Uncommon valor was common that day. Of course, many valorous stories will never be told, because nobody survived to do the telling. In the weeks that followed, a few artists harnessed their talent to helping the dead speak, notably Bruce Springsteen, whose song, "Into the Fire," recalls "Up the stairs, into the fire/Up the stairs, into the fire/I need you near, but love and duty called you someplace higher/Somewhere up the stairs, into the fire." For one brief moment, everyone from the The Boss to George W. Bush was on the same psychic and moral page.

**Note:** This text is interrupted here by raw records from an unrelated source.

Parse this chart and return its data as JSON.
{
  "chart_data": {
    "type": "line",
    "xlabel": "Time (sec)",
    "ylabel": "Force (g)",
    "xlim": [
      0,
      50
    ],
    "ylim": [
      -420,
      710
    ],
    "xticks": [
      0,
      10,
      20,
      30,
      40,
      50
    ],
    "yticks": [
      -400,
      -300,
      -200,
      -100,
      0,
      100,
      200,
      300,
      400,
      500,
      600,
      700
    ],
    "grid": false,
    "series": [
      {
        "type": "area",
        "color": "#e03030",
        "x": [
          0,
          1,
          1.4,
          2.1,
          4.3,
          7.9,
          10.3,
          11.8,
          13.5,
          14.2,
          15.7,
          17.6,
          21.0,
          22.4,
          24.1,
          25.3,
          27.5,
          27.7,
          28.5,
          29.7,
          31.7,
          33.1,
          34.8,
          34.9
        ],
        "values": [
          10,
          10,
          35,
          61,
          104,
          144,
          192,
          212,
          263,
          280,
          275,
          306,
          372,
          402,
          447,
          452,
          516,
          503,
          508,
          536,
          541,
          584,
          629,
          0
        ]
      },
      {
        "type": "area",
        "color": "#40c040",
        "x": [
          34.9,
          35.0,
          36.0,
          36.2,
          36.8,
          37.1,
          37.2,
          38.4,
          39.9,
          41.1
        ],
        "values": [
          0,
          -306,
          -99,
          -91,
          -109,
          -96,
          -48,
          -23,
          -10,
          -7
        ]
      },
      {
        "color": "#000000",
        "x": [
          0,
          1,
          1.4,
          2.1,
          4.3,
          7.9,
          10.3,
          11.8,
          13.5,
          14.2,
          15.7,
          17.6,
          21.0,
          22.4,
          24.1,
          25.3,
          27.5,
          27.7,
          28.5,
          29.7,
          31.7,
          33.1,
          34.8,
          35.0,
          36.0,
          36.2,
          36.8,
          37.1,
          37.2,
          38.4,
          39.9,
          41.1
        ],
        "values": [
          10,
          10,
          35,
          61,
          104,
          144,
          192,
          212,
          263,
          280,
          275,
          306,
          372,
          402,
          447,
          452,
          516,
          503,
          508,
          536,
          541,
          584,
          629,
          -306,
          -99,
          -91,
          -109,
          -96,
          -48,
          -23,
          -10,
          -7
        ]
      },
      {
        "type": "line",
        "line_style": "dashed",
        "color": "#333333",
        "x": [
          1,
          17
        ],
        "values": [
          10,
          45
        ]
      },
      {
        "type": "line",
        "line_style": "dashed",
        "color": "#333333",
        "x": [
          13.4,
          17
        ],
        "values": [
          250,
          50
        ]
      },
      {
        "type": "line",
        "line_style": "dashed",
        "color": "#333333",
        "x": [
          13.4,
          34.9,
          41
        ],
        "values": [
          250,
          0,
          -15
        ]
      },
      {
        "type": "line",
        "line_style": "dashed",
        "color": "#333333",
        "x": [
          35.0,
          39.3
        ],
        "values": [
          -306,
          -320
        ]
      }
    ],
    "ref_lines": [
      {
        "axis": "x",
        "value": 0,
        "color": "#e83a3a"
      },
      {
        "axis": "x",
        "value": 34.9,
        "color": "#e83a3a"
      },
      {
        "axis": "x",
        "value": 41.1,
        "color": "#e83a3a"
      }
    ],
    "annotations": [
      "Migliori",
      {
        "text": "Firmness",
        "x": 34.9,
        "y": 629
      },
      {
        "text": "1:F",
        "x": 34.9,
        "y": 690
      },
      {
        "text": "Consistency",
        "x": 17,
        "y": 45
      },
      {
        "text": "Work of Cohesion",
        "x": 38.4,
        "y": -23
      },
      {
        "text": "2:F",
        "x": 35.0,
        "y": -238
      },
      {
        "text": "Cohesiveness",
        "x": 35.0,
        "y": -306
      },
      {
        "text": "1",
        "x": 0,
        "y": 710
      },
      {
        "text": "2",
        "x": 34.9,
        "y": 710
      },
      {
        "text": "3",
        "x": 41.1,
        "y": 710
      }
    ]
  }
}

Then came Iraq. Now America is divided, and amidst the surging emotions and counter-emotions--not to mention the new heroic and tragic tales emerging from Iraq, and from their families back home--there's not enough attention paid to the firefighters anymore. Yet if we want heroes, we must find a way reward them. That's why ceremonies of commemoration are functions of enlightened self-interest, as well as moral obligation.

In the decades to come, as battles elsewhere are lost and won, we will still have good occasion to think about the firefighters and EMTs and cops who went running up when self-preservation demanded that they go running down.

And on such occasions, we might think back on those who fell on 9-11, and remember them as best we can. Perhaps they will find their own future poet, as happened to a band of brothers who fought and mostly died in that American Tragedy of nearly a century-and-a-half ago, the Civil War. The Twentieth Regiment of Massachusetts Volunteer Infantry, and all the Union forces, were lionized forever after by one of their number, Oliver Wendell Holmes Jr. In a speech given on Memorial Day, 1884, the future Supreme Court Justice recalled his slain comrades; from the remove of two decades, he thought back to their "young and gracious faces, somewhat remote and proud, but with a melancholy and sweet kindness. There is upon their faces the shadow of approaching fate, and the glory of generous acceptance of it." As Holmes recalled, "They were very gentle. They cared nothing for their lives." And yet in revering their sacrifice, he concluded, "We know that life may still be lifted into poetry and lit with spiritual charm." We can only hope that someone as impressive and articulate steps forward to speak for those who did so much on September 11, 2001.

Amidst all the false attempts to construe 9-11 into a casus belli against the world, the truest single lesson of 9-11 is small and yet profound: There is such a thing as a rendezvous with destiny, when one will be called upon to do one's utmost. And so the rest of us can take comfort and strength from the apolitical example of those who tried so hard on that day, and who gave so much. Their deeds, and words, should be enshrined in our hearts forever.